The efficiency holds at the inter-node boundary. The 8-GPU step is visible but small. The collective communication patterns in Megatron-LM's tensor parallelism implementation handle inter-node transitions gracefully, and the ScalarLM deployment's Kubernetes + Slurm scheduling layer does not introduce meaningful overhead on top.

94.2% at 256 GPUs is a practical working number, not a cherry-picked peak. This is the kind of efficiency you need to be able to count on when scheduling multi-day training jobs. A system that achieves 99% efficiency on a 16-GPU test but degrades to 80% at 128 GPUs is not useful for real research workloads.

Why This Matters for Domain Post-Training Research

The combination of these two results — a leaderboard showing post-trained models beating frontier, and a scaling curve showing near-linear throughput to 256 GPUs — points to something researchers should find interesting.

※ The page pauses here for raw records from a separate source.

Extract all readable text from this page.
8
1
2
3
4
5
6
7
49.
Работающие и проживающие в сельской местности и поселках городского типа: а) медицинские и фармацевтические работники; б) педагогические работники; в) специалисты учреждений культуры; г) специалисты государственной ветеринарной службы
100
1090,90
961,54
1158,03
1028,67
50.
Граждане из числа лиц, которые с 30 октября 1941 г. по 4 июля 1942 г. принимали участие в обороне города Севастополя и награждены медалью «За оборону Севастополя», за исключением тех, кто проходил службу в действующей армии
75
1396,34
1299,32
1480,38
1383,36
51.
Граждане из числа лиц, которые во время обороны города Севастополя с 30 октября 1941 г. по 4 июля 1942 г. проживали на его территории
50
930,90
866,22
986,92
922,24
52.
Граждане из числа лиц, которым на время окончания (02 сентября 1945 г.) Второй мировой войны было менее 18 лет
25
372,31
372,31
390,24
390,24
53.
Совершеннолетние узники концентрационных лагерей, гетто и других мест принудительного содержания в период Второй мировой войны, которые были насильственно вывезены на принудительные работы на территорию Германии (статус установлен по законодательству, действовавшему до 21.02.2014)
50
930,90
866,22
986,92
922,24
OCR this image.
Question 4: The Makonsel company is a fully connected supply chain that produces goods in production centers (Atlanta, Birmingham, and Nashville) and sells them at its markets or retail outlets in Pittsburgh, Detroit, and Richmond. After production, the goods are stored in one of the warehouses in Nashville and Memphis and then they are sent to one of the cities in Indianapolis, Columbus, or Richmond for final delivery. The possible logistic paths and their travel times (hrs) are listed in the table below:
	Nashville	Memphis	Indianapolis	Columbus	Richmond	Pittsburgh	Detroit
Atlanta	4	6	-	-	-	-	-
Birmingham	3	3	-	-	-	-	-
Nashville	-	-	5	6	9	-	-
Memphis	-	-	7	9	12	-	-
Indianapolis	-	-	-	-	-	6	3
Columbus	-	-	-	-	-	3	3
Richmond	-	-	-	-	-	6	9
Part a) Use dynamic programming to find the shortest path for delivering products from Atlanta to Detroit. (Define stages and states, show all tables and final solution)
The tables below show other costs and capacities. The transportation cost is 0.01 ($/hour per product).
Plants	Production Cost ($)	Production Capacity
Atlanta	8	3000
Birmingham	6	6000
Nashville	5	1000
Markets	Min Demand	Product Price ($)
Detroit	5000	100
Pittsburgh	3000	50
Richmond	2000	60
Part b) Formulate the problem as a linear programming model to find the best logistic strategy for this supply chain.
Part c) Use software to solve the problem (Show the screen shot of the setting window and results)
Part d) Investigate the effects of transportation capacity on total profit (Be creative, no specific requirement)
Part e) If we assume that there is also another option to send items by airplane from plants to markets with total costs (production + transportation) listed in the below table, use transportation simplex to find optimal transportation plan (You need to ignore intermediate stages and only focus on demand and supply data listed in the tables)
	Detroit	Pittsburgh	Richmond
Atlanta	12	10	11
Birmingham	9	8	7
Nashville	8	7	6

The telco results suggest that for narrow-domain tasks with well-defined correctness criteria, the data efficiency of post-training is high enough that you don't need to scale model size to compete with frontier. What you need is the ability to run enough training iterations, on good domain data, on a model with sufficient baseline capability (RNJ-1's architecture is specifically designed for post-training extensibility). The ScalarLM workflow — local ml/ directory customization, automatic upload with job submission, no rebuild required — is designed to make that iteration loop as short as possible.

At the same time, the scaling curve matters because training budget is not unlimited, and faster iteration at scale means more experiments per unit time. A lab running ablations over loss function design, data mixture ratios, or optimizer configuration can run those experiments on 64–128 GPUs with high confidence that the result will extrapolate linearly to 256 if the winning configuration merits a larger run.

Context: GSMA Open Telco AI

The leaderboard results are part of the GSMA Open Telco AI initiative, launched on March 2, 2026 at MWC Barcelona. The initiative is a coordinated effort to build open-weight, open-data, hardware-agnostic AI infrastructure for the telecom industry — a sector where, according to GSMA Intelligence data, only 16% of GenAI deployments have been applied to network operations, largely because general-purpose models fail on the precision and calibration that telecom tasks require.

TensorWave and AMD are founding compute partners, providing the GPU infrastructure and open toolchain for training, fine-tuning, and evaluation. ScalarLM is the training and inference stack running on that infrastructure.

The leaderboard itself is available at the GSMA Hugging Face Space. Models can be submitted and evaluated against the seven telco-specific benchmarks. If you are working on domain adaptation for network operations, standards interpretation, or fault diagnosis, this is a directly relevant evaluation framework with a clear path from your training run to a published result.

Running Your Own Post-Training Experiment

If you want to replicate or extend this work, the path through ScalarLM is straightforward:

import scalarlm

scalarlm.api_url = "https://gemma3_4b_it.farbodopensource.org"

llm = scalarlm.SupermassiveIntelligence()

# Load your telco domain dataset
dataset = load_telco_dataset("path/to/telco_finetuning_data.jsonlines")

status = llm.train(
    dataset,
    train_args={
        "max_steps": 500,
        "learning_rate": 3e-4,
        "gpus": 64,
        "dtype": "bfloat16",
    }
)

To customize the training loop — swap the optimizer, modify the loss function, adjust the data pipeline — check out the ml/ directory in the ScalarLM repository. Any changes you make locally are automatically uploaded with your next job submission.

To push the resulting checkpoint to the GSMA leaderboard or your own Hugging Face repository, see the Save Post-Trained Model to Hugging Face guide.

The GSMA Open Telco leaderboard results are a concrete example of what the ScalarLM stack was built to enable: taking a capable open base model, applying domain post-training efficiently at scale, and producing a result that beats closed frontier models on the metrics that matter for the target application. The scaling curve shows the infrastructure side of that equation is sound up to 256 GPUs on AMD hardware. The rest is research.